Digital sovereignty, the concept that a country may determine its own “digital destiny,” has been a major factor in China’s technological progress in recent years. This concept can encompass autonomy in key software and hardware in the AI supply chain. Beijing’s repeated calls for technological autonomy in fields ranging from semiconductors to fundamental AI research have been fueled by repeated U.S. export sanctions on China.

China’s IT executives and officials are probably wondering how AI may be utilised to boost productivity in their country after seeing OpenAI’s ChatGPT and seeing its potential to disrupt industries ranging from education and journalism to the service industry. China is keen on developing its own ChatGPTs for a variety of reasons, including regulating the flow of information and enabling the development of AI that can comprehend and respond to local customs and governmental structures.

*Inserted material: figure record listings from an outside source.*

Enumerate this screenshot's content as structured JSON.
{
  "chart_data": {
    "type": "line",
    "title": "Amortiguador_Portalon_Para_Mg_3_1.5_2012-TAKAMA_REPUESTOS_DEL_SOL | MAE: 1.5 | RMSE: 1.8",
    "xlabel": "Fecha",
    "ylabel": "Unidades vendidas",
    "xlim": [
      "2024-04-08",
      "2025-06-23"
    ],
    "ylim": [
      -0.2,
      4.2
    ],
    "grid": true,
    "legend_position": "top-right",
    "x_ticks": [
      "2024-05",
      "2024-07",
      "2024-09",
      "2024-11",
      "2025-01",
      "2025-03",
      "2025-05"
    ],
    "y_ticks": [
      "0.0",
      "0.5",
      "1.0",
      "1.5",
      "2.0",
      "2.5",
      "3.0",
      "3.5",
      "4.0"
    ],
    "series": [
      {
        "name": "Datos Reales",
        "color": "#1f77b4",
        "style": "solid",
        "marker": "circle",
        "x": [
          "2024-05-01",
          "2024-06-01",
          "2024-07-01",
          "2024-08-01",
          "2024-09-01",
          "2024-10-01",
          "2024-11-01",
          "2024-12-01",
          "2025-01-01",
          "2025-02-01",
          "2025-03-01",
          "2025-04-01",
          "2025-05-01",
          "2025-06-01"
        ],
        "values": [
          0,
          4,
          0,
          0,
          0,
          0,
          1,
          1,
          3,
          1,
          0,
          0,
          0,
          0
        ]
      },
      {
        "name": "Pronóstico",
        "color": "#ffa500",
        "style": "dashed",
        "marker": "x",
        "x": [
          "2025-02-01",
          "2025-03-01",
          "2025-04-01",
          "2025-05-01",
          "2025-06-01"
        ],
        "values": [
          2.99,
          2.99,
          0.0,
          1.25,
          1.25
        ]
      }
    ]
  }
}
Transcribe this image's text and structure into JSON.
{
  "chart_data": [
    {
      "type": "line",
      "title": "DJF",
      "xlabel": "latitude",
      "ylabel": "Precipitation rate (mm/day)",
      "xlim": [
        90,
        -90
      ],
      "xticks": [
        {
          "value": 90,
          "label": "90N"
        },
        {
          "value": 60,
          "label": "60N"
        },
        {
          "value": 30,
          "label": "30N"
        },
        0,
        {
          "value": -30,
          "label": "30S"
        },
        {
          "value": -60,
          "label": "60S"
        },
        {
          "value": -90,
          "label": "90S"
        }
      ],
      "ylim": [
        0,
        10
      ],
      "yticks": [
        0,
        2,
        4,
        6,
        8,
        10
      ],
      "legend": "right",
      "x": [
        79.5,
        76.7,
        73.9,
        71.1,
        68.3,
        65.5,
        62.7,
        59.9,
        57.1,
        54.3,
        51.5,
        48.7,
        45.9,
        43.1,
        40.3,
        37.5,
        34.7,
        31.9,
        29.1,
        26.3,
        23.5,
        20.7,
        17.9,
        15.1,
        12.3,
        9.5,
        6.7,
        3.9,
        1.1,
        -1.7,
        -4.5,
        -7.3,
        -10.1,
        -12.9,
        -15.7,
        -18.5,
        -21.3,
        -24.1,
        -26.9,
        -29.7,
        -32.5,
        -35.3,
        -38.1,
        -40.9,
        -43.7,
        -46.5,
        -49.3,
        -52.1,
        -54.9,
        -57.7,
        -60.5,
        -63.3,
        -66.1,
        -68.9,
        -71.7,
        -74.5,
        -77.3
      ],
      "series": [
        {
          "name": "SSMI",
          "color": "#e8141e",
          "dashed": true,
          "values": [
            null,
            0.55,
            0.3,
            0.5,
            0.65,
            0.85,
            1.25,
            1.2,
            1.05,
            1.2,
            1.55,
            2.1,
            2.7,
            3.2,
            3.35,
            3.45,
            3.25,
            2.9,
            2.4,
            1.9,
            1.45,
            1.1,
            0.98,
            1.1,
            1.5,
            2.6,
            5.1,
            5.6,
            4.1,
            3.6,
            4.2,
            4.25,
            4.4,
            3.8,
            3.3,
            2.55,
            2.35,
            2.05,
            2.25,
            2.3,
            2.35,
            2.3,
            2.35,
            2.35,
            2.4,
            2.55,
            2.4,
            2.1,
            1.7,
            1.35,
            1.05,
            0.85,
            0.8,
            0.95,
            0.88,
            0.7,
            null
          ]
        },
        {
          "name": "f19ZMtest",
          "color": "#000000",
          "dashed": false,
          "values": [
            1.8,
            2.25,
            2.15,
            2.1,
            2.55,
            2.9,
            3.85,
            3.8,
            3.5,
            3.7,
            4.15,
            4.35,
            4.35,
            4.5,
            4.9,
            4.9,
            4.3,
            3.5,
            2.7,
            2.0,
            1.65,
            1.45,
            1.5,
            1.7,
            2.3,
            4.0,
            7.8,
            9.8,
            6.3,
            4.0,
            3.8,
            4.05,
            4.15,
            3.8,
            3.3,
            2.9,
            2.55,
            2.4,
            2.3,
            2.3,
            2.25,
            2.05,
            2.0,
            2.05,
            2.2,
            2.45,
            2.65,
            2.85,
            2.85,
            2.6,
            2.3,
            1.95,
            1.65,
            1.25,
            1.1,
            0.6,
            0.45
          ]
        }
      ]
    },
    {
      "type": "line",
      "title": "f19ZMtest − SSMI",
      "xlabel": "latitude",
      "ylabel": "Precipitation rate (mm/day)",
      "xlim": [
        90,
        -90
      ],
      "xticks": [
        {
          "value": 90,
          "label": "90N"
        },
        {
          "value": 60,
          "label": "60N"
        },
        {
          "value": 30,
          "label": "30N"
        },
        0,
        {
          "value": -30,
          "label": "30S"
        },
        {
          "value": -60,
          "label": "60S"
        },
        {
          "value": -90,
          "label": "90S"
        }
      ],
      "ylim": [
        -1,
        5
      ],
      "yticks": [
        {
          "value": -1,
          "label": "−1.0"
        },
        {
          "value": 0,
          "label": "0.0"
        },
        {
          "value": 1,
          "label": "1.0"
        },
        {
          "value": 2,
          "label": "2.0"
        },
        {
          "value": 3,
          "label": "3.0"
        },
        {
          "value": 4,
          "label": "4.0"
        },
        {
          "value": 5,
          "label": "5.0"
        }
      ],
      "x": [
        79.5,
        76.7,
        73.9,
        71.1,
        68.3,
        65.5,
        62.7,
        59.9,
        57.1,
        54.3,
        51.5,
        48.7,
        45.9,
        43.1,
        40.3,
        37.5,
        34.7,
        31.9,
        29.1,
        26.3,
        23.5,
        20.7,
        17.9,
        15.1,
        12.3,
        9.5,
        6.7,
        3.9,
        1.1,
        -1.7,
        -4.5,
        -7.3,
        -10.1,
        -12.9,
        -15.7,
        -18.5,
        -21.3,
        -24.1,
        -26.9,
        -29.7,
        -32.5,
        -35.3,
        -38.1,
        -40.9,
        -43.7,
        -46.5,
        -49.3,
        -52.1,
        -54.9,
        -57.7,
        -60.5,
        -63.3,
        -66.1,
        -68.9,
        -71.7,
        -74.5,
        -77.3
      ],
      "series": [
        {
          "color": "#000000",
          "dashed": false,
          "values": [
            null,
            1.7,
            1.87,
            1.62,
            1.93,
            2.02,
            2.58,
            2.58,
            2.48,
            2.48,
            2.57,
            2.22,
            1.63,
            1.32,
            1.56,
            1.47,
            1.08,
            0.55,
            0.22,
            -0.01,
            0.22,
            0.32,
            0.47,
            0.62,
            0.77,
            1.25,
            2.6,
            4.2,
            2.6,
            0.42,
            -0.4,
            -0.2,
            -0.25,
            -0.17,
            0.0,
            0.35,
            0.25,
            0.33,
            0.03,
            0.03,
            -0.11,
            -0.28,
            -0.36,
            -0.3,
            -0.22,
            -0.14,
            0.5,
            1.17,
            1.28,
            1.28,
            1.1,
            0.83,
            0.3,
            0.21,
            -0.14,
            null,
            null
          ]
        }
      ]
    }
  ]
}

According to The Wall Street Journal, Baidu’s chatbot won’t be available to the public until March, when it will be introduced with the company’s search engine. That indicates the majority of responses from the chatbot will be in Chinese. However, the deep learning model is trained on data from both China and the rest of the world, including data collected from beyond the Great Firewall.

Now we come to the intriguing part. The Baidu chatbot, like other forms of media in China, will be subject to censorship by the government. We previously reported that the company’s text-to-image tool, ERNIE-VilG, automatically ignores politically charged queries. How will Baidu balance restraining its bot with censorship and giving it enough freedom to be creative? Conversational AI can answer far more sophisticated enquiries than picture producers.

The underlying algorithms are also crucial to the success of machine learning. The Wall Street Journal reports that Baidu used an algorithm similar to that which powers ChatGPT, which was created by Google in 2017 and made publicly available. But it’s probable that the chatbot’s foundation is comprised of a number of other proprietary algorithms that Baidu has either purchased or created.

In addition to software, hardware also plays a crucial role in training deep neural networks. The loss of access to cutting-edge semiconductors used in China’s supercomputers and massive data centres is a major danger to the country’s artificial intelligence (AI) sector in the wake of U.S. chip sanctions on the country.

However, as we noted, Baidu thinks the chip prohibition has “minimal” effects on its AI business. The corporation “already had enough [chips] in hand” to meet its immediate needs. To power future high-performance computing, Baidu will rely on its in-house created Kunlun AI chip. Instead of relying solely on technology, it might focus on making its algorithms more effective.